We first see Angelea in the recording studio, and she assures us that she's got the Pot Ledom situation under control. Her voice doesn't sound half bad, either. After Angelea goes, Lisa realizes that she should go last to avoid copycat performances by the others. She refers to "her craft," which I guess is "being weird on reality TV." We then cut to Shannon, who actually has a chance to be rival to Rebecca Black. I be like whoa, you are really tone deaf. By her own admission, Shannon is not the best singer, but her strategy is to have so much fun that you are fooled into believing that she's good, because she's having such a time of it. I think she actually just summed up the Taylor Swift strategy quite nicely. It's a vocal technique called, "Look at how pretty my hair is when I twirl!" Shannon adds a little rap at the end of her song. Because she's so fun! Meanwhile, Allison's face is completely red from crying. She tells us that having to work the whole Pot Ledom thing into a song involving her family (e.g., something that is not degrading and idiotic like everything else on this show) is making her more emotional than she would be otherwise. As she says she doesn't know if she can do it at all, we head to commercials.
When we return, Allison tells us that, after a long emotional moment, she pulled it together and reworked her song. In a very forlorn manner, she says she hopes it will all work out. We then hear a bit of Allison recording her song, which is completely creepy-awesome. Angelea tells us that she underestimated Allison, who appears to be frustratingly good at everything. It's true that not only is the song cool, but Allison seems to be a fairly decent singer. She creepy-whispers "Top Model backwards" over a floaty "Top Ledom" hook, because she's a genius. Well-played, lady. Dominique goes for brownie points with a song called "Tooch Ya Booty," while Laura's "Southern Sweet Girl" reaches depths of tone-deafness not seen since Shannon took her turn. Lisa's advice to her is not to quit modeling. Funny, my advice to Lisa is to quit modeling!
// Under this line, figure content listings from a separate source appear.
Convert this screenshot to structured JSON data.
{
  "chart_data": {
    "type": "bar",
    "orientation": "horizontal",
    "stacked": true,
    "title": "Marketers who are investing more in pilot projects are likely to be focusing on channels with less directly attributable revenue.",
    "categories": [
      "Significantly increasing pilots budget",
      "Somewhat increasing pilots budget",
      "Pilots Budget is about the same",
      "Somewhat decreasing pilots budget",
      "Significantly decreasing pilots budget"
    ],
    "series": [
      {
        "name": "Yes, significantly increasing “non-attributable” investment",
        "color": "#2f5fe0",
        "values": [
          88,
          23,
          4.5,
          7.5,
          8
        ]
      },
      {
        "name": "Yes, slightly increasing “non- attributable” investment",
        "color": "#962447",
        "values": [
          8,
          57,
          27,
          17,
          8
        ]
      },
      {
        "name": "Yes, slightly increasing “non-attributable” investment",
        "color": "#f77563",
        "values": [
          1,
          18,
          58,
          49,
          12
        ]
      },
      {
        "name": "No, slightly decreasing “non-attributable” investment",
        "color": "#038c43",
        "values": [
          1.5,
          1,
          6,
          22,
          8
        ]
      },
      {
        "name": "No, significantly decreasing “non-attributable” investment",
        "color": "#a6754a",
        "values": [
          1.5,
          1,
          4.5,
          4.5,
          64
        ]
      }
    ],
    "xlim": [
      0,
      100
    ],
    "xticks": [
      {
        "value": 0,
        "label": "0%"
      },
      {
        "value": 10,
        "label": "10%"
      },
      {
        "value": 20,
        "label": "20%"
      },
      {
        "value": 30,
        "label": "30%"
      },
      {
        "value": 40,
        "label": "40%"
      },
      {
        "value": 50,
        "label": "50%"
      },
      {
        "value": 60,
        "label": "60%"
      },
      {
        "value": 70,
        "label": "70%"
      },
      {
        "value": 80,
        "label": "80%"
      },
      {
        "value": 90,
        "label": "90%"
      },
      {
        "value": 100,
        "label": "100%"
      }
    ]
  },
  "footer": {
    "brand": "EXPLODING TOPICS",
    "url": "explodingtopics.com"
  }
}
Speaking of quitting or not quitting modeling, there's Alexandria. She has shades on in the studio, and tells us that with some time, dedication, and practice, she could be a recording artist. She sounds suspiciously okay, but trust me that this won't last. Also, her song seems to have been engineered by German men in lab coats. Then there's Lisa. She's definitely comfortable in the studio, and does a good job of delivering her track, "I Be Like Whoa." She spits out her lyrics in a confident "white lady rapper wearing a neon headband" kind of way. It's her brand! Lisa is very hung up on everyone seeing that she's the queen of all trades, and there's nothing she loves to do more than perform. Yeah, on the last part, I think we got it. Lisa works in her Pot Ledom line by rapping, "And just in case y'all ain't wizards / Pot Ledom is Top Model spelled backwards / Ha." I guess Angelea IS a wizard since she was the one who originally figured that out. Now things are starting to make sense. And that's a wrap! Tom dismisses the ladies to do whatever they do while he prepares the audio tracks for their upcoming video shoot. And let me tell you, Tom does way too good of a job, because these tracks turn out to be very listenable. I hope he got hazard pay.